# Let $X, Y$ be Hilbert spaces. Is $\mathcal L(X, Y)$ togerther with the operator norm a Hilbert space?

Let $$(X, |\cdot|_1)$$ and $$(Y, |\cdot|_2)$$ be Banach spaces. Let $$\mathcal L(X, Y)$$ be the space of all continuous linear maps from $$X$$ to $$Y$$. We endow $$\mathcal L(X, Y)$$ with the operator norm $$\|\cdot\|$$. Then $$(\mathcal L(X, Y), \|\cdot\|)$$ is a Banach space. I would like to ask if the following statement is true, i.e.,

Statement If $$X, Y$$ are Hilbert spaces, then so is $$\mathcal L(X, Y)$$.

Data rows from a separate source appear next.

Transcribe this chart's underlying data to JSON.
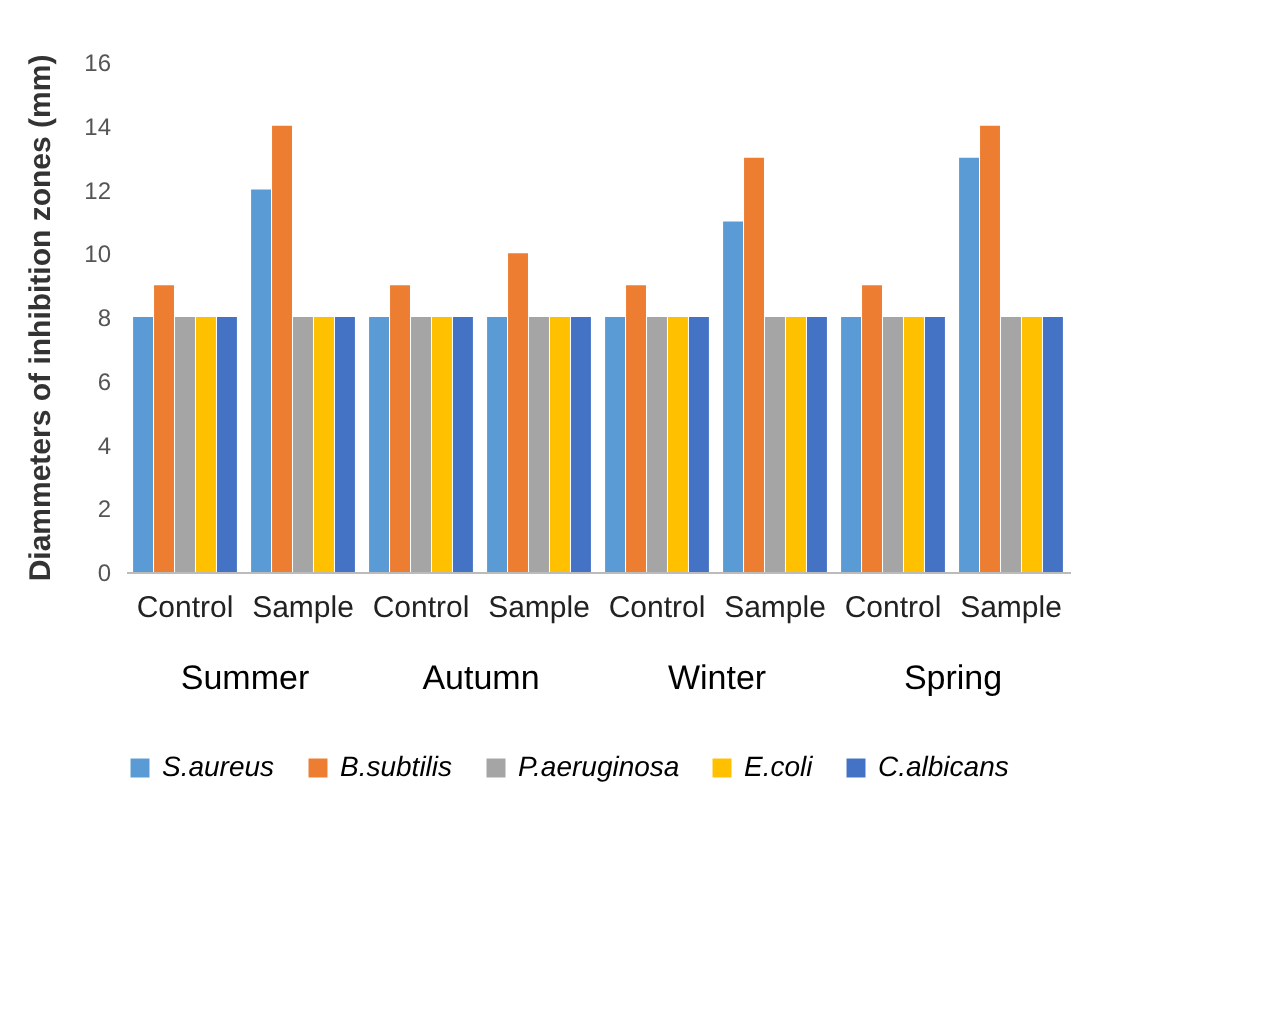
{
  "chart_data": [
    {
      "type": "bar",
      "xlabel": "Summer",
      "ylabel": "Diammeters of inhibition zones (mm)",
      "categories": [
        "Control",
        "Sample"
      ],
      "ylim": [
        0,
        16
      ],
      "yticks": [
        0,
        2,
        4,
        6,
        8,
        10,
        12,
        14,
        16
      ],
      "legend": "bottom",
      "series": [
        {
          "name": "S.aureus",
          "color": "#5b9bd5",
          "values": [
            8,
            12
          ]
        },
        {
          "name": "B.subtilis",
          "color": "#ed7d31",
          "values": [
            9,
            14
          ]
        },
        {
          "name": "P.aeruginosa",
          "color": "#a5a5a5",
          "values": [
            8,
            8
          ]
        },
        {
          "name": "E.coli",
          "color": "#ffc000",
          "values": [
            8,
            8
          ]
        },
        {
          "name": "C.albicans",
          "color": "#4472c4",
          "values": [
            8,
            8
          ]
        }
      ]
    },
    {
      "type": "bar",
      "xlabel": "Autumn",
      "categories": [
        "Control",
        "Sample"
      ],
      "ylim": [
        0,
        16
      ],
      "yticks": [
        0,
        2,
        4,
        6,
        8,
        10,
        12,
        14,
        16
      ],
      "tick_labels": "x",
      "series": [
        {
          "color": "#5b9bd5",
          "values": [
            8,
            8
          ]
        },
        {
          "color": "#ed7d31",
          "values": [
            9,
            10
          ]
        },
        {
          "color": "#a5a5a5",
          "values": [
            8,
            8
          ]
        },
        {
          "color": "#ffc000",
          "values": [
            8,
            8
          ]
        },
        {
          "color": "#4472c4",
          "values": [
            8,
            8
          ]
        }
      ]
    },
    {
      "type": "bar",
      "xlabel": "Winter",
      "categories": [
        "Control",
        "Sample"
      ],
      "ylim": [
        0,
        16
      ],
      "yticks": [
        0,
        2,
        4,
        6,
        8,
        10,
        12,
        14,
        16
      ],
      "tick_labels": "x",
      "series": [
        {
          "color": "#5b9bd5",
          "values": [
            8,
            11
          ]
        },
        {
          "color": "#ed7d31",
          "values": [
            9,
            13
          ]
        },
        {
          "color": "#a5a5a5",
          "values": [
            8,
            8
          ]
        },
        {
          "color": "#ffc000",
          "values": [
            8,
            8
          ]
        },
        {
          "color": "#4472c4",
          "values": [
            8,
            8
          ]
        }
      ]
    },
    {
      "type": "bar",
      "xlabel": "Spring",
      "categories": [
        "Control",
        "Sample"
      ],
      "ylim": [
        0,
        16
      ],
      "yticks": [
        0,
        2,
        4,
        6,
        8,
        10,
        12,
        14,
        16
      ],
      "tick_labels": "x",
      "series": [
        {
          "color": "#5b9bd5",
          "values": [
            8,
            13
          ]
        },
        {
          "color": "#ed7d31",
          "values": [
            9,
            14
          ]
        },
        {
          "color": "#a5a5a5",
          "values": [
            8,
            8
          ]
        },
        {
          "color": "#ffc000",
          "values": [
            8,
            8
          ]
        },
        {
          "color": "#4472c4",
          "values": [
            8,
            8
          ]
        }
      ]
    }
  ]
}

If $$Y =\mathbb R$$, the statement is true by Riesz representation theorem. Thank you so much for your elaboration!

## 2 Answers

The parallelogram-identity fails already for $$2\times 2$$-matrices: Consider the Hilbert space $$X=Y=\mathbb{R}^2$$. Note that for symmetric matrices $$\|A\|= r(A)$$ ($$r$$ the spectral radius). Set $$A=\rm{diag}(2,1)$$ and $$B=\rm{diag}(1,2)$$. Then $$\|A+B\|^2+\|A-B\|^2=3^2 + 1^2 =10,$$ but $$2(\|A\|^2+\|B\|^2)=2(2^2+2^2)=16.$$

Assume the operator norm is associated with an inner product. For a nontrivial projection $$P$$ we have $$1=\|(I-P)\pm P\|^2 \\ =\|I-P\|^2 +\|P\|^2\pm 2{\rm Re}\,\langle I-P,P\rangle\\ =2 \pm 2{\rm Re}\,\langle I-P,P\rangle$$ Hence $$2{\rm Re}\,\langle I-P,P\rangle=\pm 1$$ a contradiction.